Puis elle s'en alla, pleine de trouble; et le parfum de son baiser s'évapora sur les lèvres du mort. Raymond Mévil, froid et raide, entra dans le repos éternel.
XXXII
La rue Némésis était silencieuse et noire; les lupanars annamites et japonais n'ouvraient pas encore leurs portes et n'allumaient pas leurs lanternes de bambou huilé: il n'était que huit heures. Les pas de Fierce pesèrent sur le trottoir; le marteau de Torral résonna.
Torral ouvrit lui-même, promptement. Il tenait une lampe, dont il éclaira d'abord le visage du visiteur. Renseigné, il précéda Fierce dans la fumerie. Fierce entra, traînant lourdement ses semelles, comme marchent les soldats vaincus.
Torral posa la lampe à terre. La fumerie était vide: plus de nattes, ni de coussins, ni de pipes; trois murs blancs, et le tableau noir du fond, qui semblait une dalle funéraire avec ses épitaphes de craie.

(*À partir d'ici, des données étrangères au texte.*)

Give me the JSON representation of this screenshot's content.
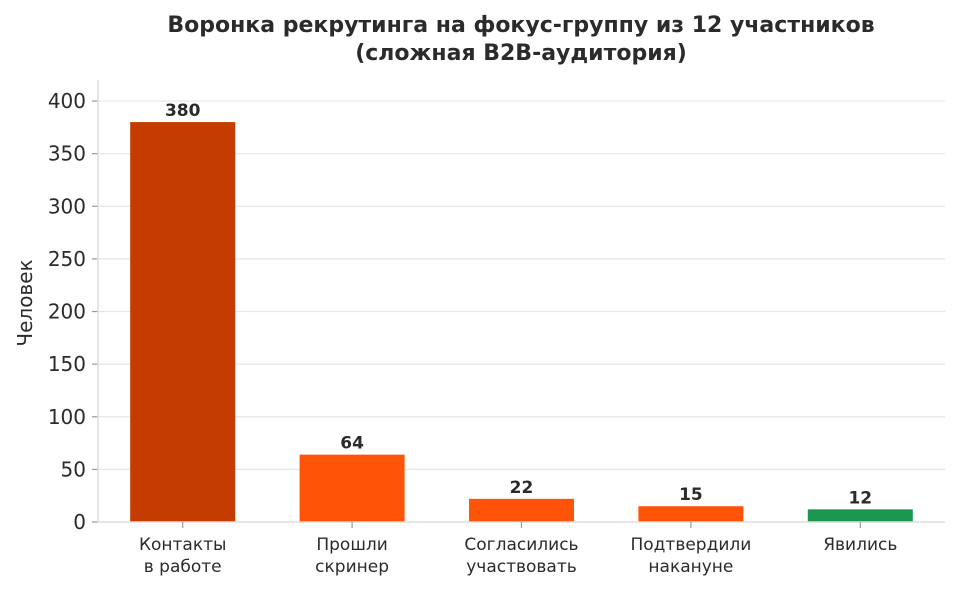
{
  "chart_data": {
    "type": "bar",
    "title": "Воронка рекрутинга на фокус-группу из 12 участников",
    "subtitle": "(сложная B2B-аудитория)",
    "xlabel": "",
    "ylabel": "Человек",
    "ylim": [
      0,
      420
    ],
    "yticks": [
      0,
      50,
      100,
      150,
      200,
      250,
      300,
      350,
      400
    ],
    "grid": true,
    "categories": [
      [
        "Контакты",
        "в работе"
      ],
      [
        "Прошли",
        "скринер"
      ],
      [
        "Согласились",
        "участвовать"
      ],
      [
        "Подтвердили",
        "накануне"
      ],
      [
        "Явились"
      ]
    ],
    "values": [
      380,
      64,
      22,
      15,
      12
    ],
    "colors": [
      "#c43c00",
      "#ff5408",
      "#ff5408",
      "#ff5408",
      "#1a9650"
    ]
  }
}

La lumière se condensa sur le sol. Torral vit les souliers de Fierce, boueux, et la toile de son pantalon, maculée de rouge.
«—D'où viens-tu? Pourquoi es-tu ici à une heure pareille?»
Il parlait avec une brusquerie inquiète.
Fierce chercha dans sa tête. Il ne se rappelait plus. Oui, pourquoi était-il là?... Pour parler de sa douleur, pour l'étaler et la remuer? A quoi bon, puisque c'était fini? Les mots lui manquaient, et le courage.